Of course the door opened and I rushed through to the birth of a healthy baby boy.
Nine months later we welcomed and farewelled William.
Post William, conception meant another 12 months of fertility treatment (clomid, laparoscopy, IUI x3) and tests, judgement and comments. It was our hardest period of infertility.
Truly.
Even though it was our shortest, it was the most tumultuous, gut wrenching period of time because there was so much riding on it.
I will never forget any of it.
Those periods of infertility.
Looking back on it, I know that I am a better person for having gone through it.
All of it.
Of course, it’s easy to say now.
It’s hard to put into words exactly what you go through. When you are the infertile one, there is alot of self doubt. I tried to turn David away. I told him to find someone else. There was alot of anger and tears and not much good came out of that time, except that we survived and we have some pretty special children at the end of it.

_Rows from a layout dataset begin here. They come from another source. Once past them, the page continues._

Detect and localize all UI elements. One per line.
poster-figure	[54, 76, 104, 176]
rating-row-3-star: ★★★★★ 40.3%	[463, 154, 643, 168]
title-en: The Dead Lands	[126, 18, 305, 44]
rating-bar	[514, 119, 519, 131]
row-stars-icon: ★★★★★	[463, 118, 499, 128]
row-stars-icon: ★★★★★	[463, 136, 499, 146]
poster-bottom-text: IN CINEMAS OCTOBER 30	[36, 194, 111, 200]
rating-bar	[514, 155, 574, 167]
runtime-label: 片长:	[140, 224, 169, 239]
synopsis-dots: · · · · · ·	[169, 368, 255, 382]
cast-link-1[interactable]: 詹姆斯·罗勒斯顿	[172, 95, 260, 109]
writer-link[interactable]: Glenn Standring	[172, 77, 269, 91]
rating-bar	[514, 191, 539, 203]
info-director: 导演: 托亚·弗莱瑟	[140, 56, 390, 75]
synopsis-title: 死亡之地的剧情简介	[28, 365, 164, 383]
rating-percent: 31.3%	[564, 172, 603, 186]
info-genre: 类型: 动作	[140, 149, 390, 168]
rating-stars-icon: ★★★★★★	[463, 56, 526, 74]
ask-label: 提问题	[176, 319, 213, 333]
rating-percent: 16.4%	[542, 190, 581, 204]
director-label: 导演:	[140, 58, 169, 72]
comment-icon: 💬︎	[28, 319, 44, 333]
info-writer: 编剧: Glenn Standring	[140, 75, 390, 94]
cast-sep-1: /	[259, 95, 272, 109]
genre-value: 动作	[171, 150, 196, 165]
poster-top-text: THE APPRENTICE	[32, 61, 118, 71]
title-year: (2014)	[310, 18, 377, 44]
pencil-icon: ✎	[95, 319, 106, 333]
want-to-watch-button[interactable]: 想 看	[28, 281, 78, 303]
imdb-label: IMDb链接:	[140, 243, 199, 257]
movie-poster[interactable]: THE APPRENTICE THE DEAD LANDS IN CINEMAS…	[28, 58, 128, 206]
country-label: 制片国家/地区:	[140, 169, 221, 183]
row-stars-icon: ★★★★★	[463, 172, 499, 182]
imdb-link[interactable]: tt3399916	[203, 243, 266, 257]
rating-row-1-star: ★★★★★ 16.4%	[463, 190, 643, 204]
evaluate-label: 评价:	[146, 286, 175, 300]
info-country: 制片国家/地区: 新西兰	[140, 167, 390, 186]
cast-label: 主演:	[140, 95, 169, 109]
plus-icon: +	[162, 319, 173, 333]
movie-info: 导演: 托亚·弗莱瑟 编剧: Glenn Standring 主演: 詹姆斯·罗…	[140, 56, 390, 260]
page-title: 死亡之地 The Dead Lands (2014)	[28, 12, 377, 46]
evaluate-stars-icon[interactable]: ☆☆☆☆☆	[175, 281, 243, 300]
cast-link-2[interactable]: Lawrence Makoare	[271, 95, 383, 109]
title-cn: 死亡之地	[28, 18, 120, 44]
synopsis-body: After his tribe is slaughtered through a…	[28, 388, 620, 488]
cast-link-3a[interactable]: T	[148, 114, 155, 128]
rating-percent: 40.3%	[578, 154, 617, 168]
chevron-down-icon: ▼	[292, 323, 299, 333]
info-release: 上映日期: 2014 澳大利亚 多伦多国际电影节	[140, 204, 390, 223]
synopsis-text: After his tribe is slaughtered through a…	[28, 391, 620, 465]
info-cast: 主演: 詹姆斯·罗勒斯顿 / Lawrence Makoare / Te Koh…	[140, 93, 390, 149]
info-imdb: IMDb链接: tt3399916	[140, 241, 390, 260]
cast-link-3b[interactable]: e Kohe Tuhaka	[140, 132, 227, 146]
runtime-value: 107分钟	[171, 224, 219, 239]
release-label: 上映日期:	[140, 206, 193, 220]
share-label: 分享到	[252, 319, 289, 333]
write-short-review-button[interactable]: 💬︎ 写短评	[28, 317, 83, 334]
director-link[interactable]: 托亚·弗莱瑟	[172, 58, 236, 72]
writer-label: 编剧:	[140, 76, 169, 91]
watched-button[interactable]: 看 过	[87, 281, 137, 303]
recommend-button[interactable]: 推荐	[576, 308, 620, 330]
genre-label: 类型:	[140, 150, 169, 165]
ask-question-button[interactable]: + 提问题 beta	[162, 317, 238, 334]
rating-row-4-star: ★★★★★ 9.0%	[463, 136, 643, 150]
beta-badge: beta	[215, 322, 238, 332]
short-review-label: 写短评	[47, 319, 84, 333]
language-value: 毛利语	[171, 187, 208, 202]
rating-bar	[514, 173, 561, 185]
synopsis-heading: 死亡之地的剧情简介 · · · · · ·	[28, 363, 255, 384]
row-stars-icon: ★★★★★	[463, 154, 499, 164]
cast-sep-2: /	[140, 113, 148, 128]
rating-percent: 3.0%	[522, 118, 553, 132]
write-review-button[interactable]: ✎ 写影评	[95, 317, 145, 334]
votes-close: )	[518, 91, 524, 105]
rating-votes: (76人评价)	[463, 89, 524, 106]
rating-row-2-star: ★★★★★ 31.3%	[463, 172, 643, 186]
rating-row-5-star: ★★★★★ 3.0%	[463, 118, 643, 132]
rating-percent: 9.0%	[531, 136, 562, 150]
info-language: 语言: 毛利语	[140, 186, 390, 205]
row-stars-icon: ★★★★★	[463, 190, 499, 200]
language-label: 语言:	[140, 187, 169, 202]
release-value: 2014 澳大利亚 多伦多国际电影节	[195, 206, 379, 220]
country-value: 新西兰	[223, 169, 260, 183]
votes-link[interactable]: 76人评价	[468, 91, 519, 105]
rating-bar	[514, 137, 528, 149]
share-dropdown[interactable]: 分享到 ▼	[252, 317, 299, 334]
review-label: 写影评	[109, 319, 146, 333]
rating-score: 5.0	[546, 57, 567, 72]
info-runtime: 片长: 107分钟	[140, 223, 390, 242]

I guess, that is why I don’t talk about it anymore. Because I did win in the end and there are many people out there who are struggling, who never get their happy ending, who are going through awful, heart breaking stuff.
When you are going through infertility, you don’t want to hear that it will be okay. You don’t want to hear all the stories about how so and so tried for years and then the minute they gave up and relaxed, BANG! They were pregnant. So to have someone who has had six babies all up, come and tell you they understand, I imagine would be the ultimate kick in the guts. When you are infertile, it doesn’t matter how the other person got to parenthood, all that matters is that you don’t have it.